- Written by: Mark Handley
- Characters: Nell T.C: psychologist Claude: linguist Jake: psychologist
- Original language: English
- Genre: Drama
- Setting: Backcountry

Premiere
- Date premiered: 1985
- Place premiered: University of Utah, Salt Lake City

= Idioglossia (play) =

1985 play by Mark Handley

Idioglossia is a play by American playwright Mark Handley about a woman who grew up – and most notably, learned to speak – isolated from society. It served as inspiration for the 1994 film Nell.

The title comes from the medical term "idioglossia", meaning an idiosyncratic language that few speak, and associated with "cryptophasia".

==Synopsis==
In the deep back country, a teenage boy discovers that a local hermit has died. A doctor and local police and go to her primitive cabin, where they find a younger, seemingly half-crazed woman whose speech seems to be nothing but unintelligible babbling. She is thought to be a "wild child" at first, and protective services needs to evaluate if she can live independently. A linguist is called in to observe the woman and determine if it's possible to communicate with her.

Through intensive interactions, the researchers find out that the woman's name is Nell and learn to speak her language. The language is, as it turns out, largely based on English. But as the young Nell had learned English from a single speaker, her mother's severe speech impediment (caused by paralysis on one side of her face, following a stroke) was an inextricable feature of how she'd learned to speak. Many terms were not based on English, however, and instead came from an idioglottic language Nell had used with her late sister.

==Background==
The play was inspired by Handley's own life. In the 1970s, he and his wife moved to a remote area, living in a cabin in the Cascade Mountains. Handley had a rough time living in these conditions. He said "my disappointment in not succeeding at that life, made me want to create a character who could succeed at it. I invented Nell so she could teach me." The play was also inspired by an article he saw in the newspaper about a pair of twins in San Diego, Poto and Cabengo, who shared a secret language.

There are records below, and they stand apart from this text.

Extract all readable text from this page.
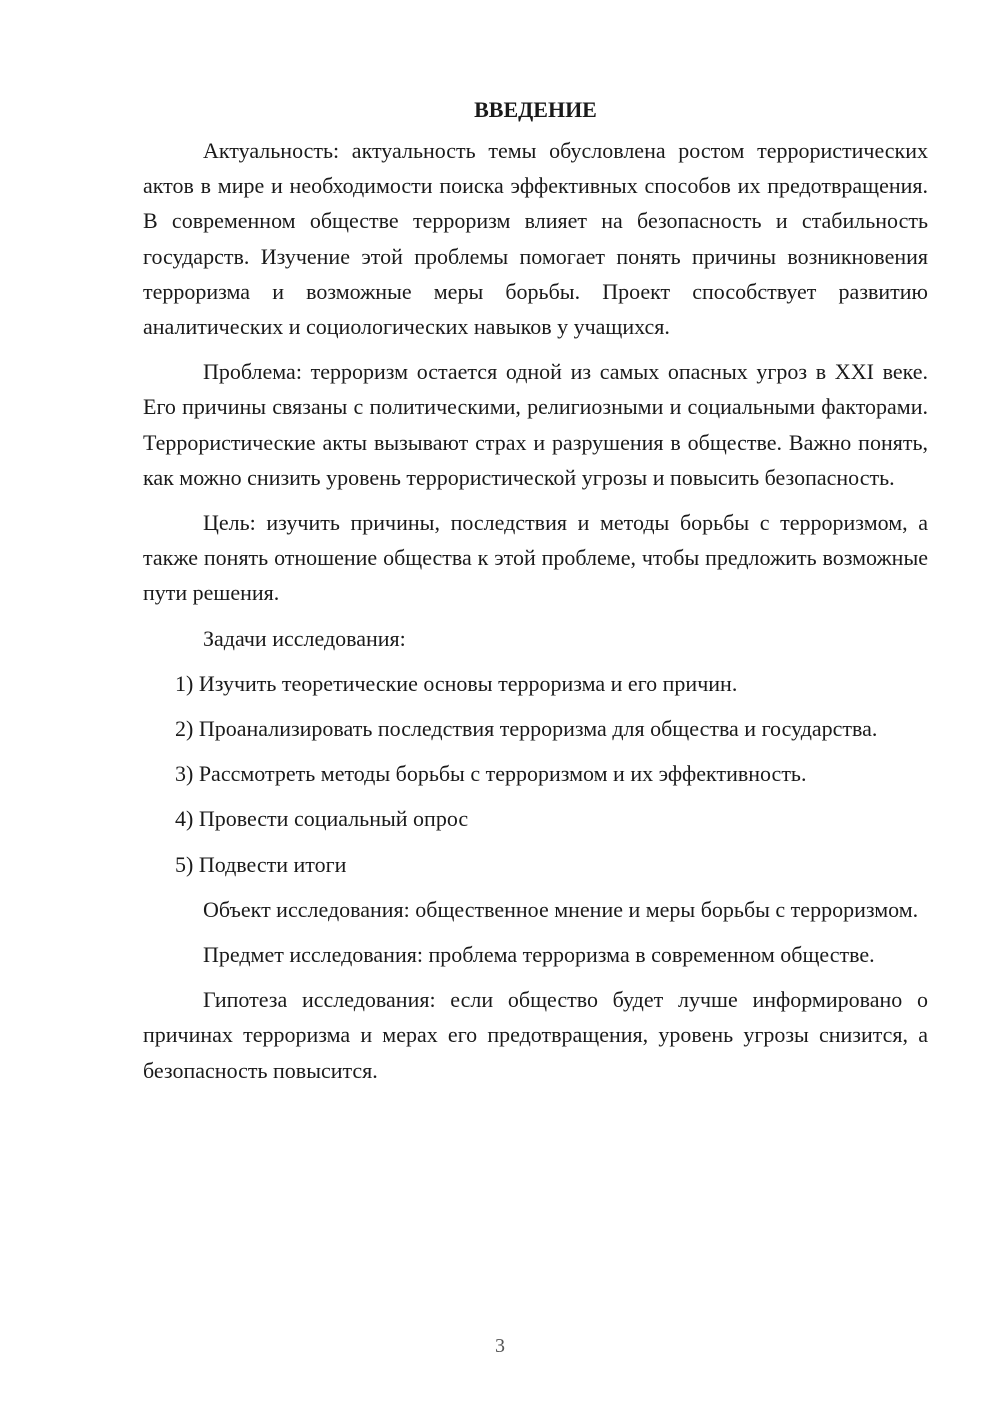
ВВЕДЕНИЕ

Актуальность: актуальность темы обусловлена ростом террористических актов в мире и необходимости поиска эффективных способов их предотвращения. В современном обществе терроризм влияет на безопасность и стабильность государств. Изучение этой проблемы помогает понять причины возникновения терроризма и возможные меры борьбы. Проект способствует развитию аналитических и социологических навыков у учащихся.

Проблема: терроризм остается одной из самых опасных угроз в XXI веке. Его причины связаны с политическими, религиозными и социальными факторами. Террористические акты вызывают страх и разрушения в обществе. Важно понять, как можно снизить уровень террористической угрозы и повысить безопасность.

Цель: изучить причины, последствия и методы борьбы с терроризмом, а также понять отношение общества к этой проблеме, чтобы предложить возможные пути решения.

Задачи исследования:

1) Изучить теоретические основы терроризма и его причин.

2) Проанализировать последствия терроризма для общества и государства.

3) Рассмотреть методы борьбы с терроризмом и их эффективность.

4) Провести социальный опрос

5) Подвести итоги

Объект исследования: общественное мнение и меры борьбы с терроризмом.

Предмет исследования: проблема терроризма в современном обществе.

Гипотеза исследования: если общество будет лучше информировано о причинах терроризма и мерах его предотвращения, уровень угрозы снизится, а безопасность повысится.

3
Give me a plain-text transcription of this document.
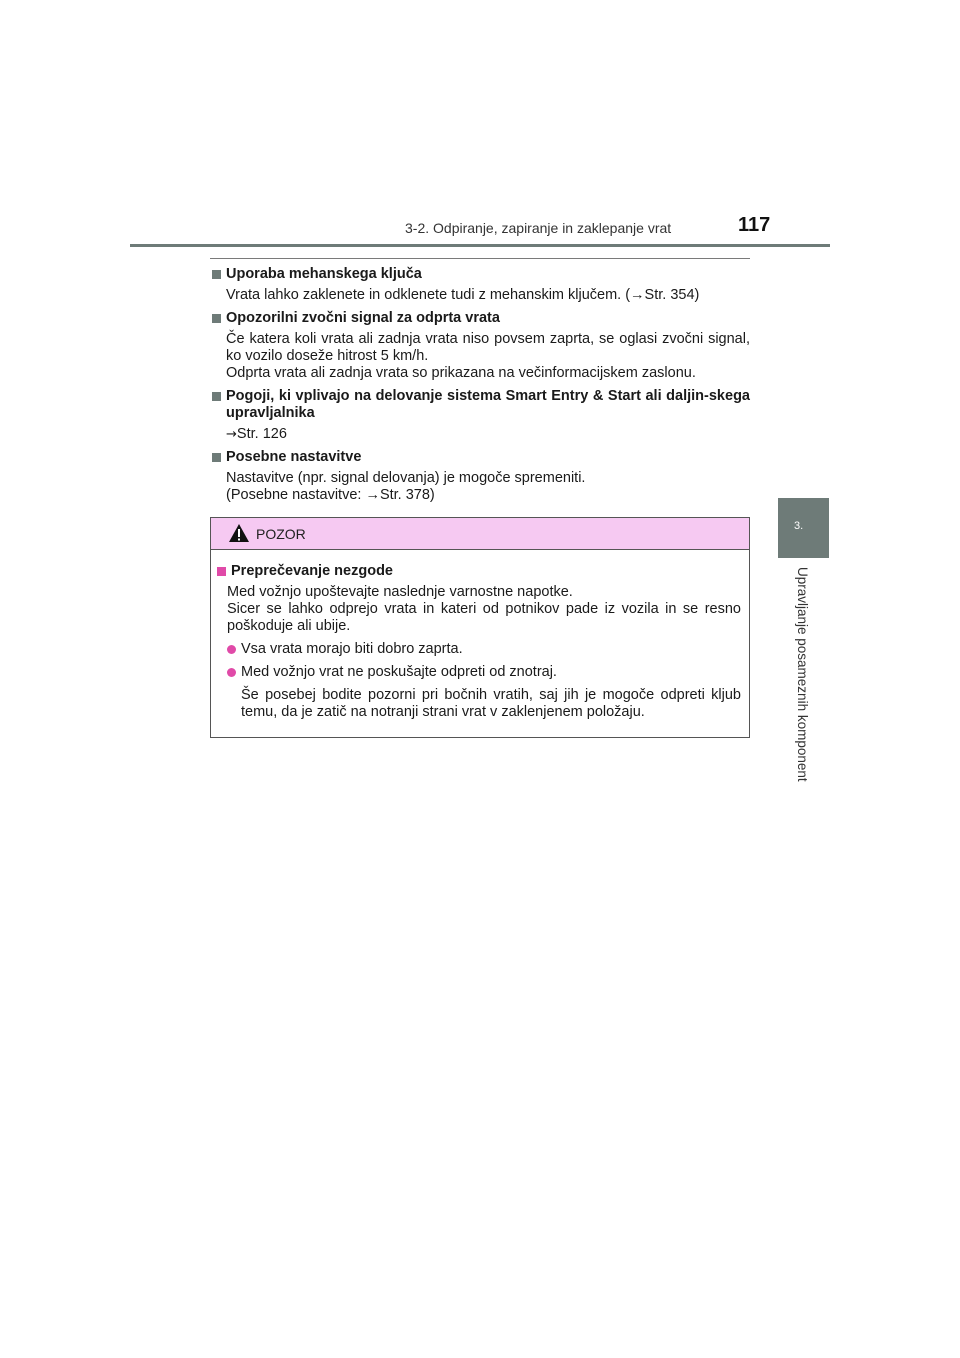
3-2. Odpiranje, zapiranje in zaklepanje vrat	117
3.
Upravljanje posameznih komponent
Uporaba mehanskega ključa

Vrata lahko zaklenete in odklenete tudi z mehanskim ključem. (→Str. 354)

Opozorilni zvočni signal za odprta vrata

Če katera koli vrata ali zadnja vrata niso povsem zaprta, se oglasi zvočni signal, ko vozilo doseže hitrost 5 km/h.

Odprta vrata ali zadnja vrata so prikazana na večinformacijskem zaslonu.

Pogoji, ki vplivajo na delovanje sistema Smart Entry & Start ali daljin-skega upravljalnika
→Str. 126
Posebne nastavitve

Nastavitve (npr. signal delovanja) je mogoče spremeniti.

(Posebne nastavitve: →Str. 378)

POZOR
Preprečevanje nezgode

Med vožnjo upoštevajte naslednje varnostne napotke.

Sicer se lahko odprejo vrata in kateri od potnikov pade iz vozila in se resno poškoduje ali ubije.

Vsa vrata morajo biti dobro zaprta.
Med vožnjo vrat ne poskušajte odpreti od znotraj.
Še posebej bodite pozorni pri bočnih vratih, saj jih je mogoče odpreti kljub temu, da je zatič na notranji strani vrat v zaklenjenem položaju.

The play was first workshopped at the Sundance Playwrights Institute, and again by the Empty Space Theatre in Seattle.

==Production history==
The first production of the play was performed in the Babcock Theater at the University of Utah, in the fall of 1985, under the direction of Kenneth Washington. It featured student actors: Michael Kirkland (Jake), Sharon Jensen (Nell), Jackie Bromstedt (TC), and faculty member Sandy Shotwell in the role of Claude. It was then selected to compete in the American College Theatre Festival's 1986 regional competition in Colorado Springs. On the strength of this showing it was selected to be presented at the Kennedy Center of the Performing Arts as one of the 1986 National Winners.

The play was then revived by the Group Theatre in Seattle, Washington in 1987.

The play was first covered by the New York Times when it was shown at the George Street Playhouse in New Brunswick, New Jersey.

In 1987 the play was performed in Washington, D.C., at the New Playwrights Theatre.

The play was produced in Los Angeles by the Odyssey Theatre Ensemble in 1989.

==Historical casting==

| Character | 1987 Seattle cast | 1987 Washington DC. cast | 1989 Los Angeles Cast | 1992 George Street cast | 1994 Film cast |
|---|---|---|---|---|---|
| Nell Kellty | Annette Romano | Karin Abromaitis | Beth Hogan | Deanna Deignan | Jodie Foster |
| T.C. | N/A | Mary Ellen Nester | Audree Chapman | Allison Janney | Natasha Richardson |

==Film adaptation==
In 1994 the play was adapted into the film Nell starring Jodie Foster and Liam Neeson. Foster had heard of the play, and purchased the film rights. Her friend and producer Renée Missel saw the Los Angeles production in 1989 and the two contacted Handley. The film script differs greatly from the stage play, with a script also by Handley, co-written with William Nicholson. Jodie Foster was nominated for the Academy Award for Best Actress for her performance.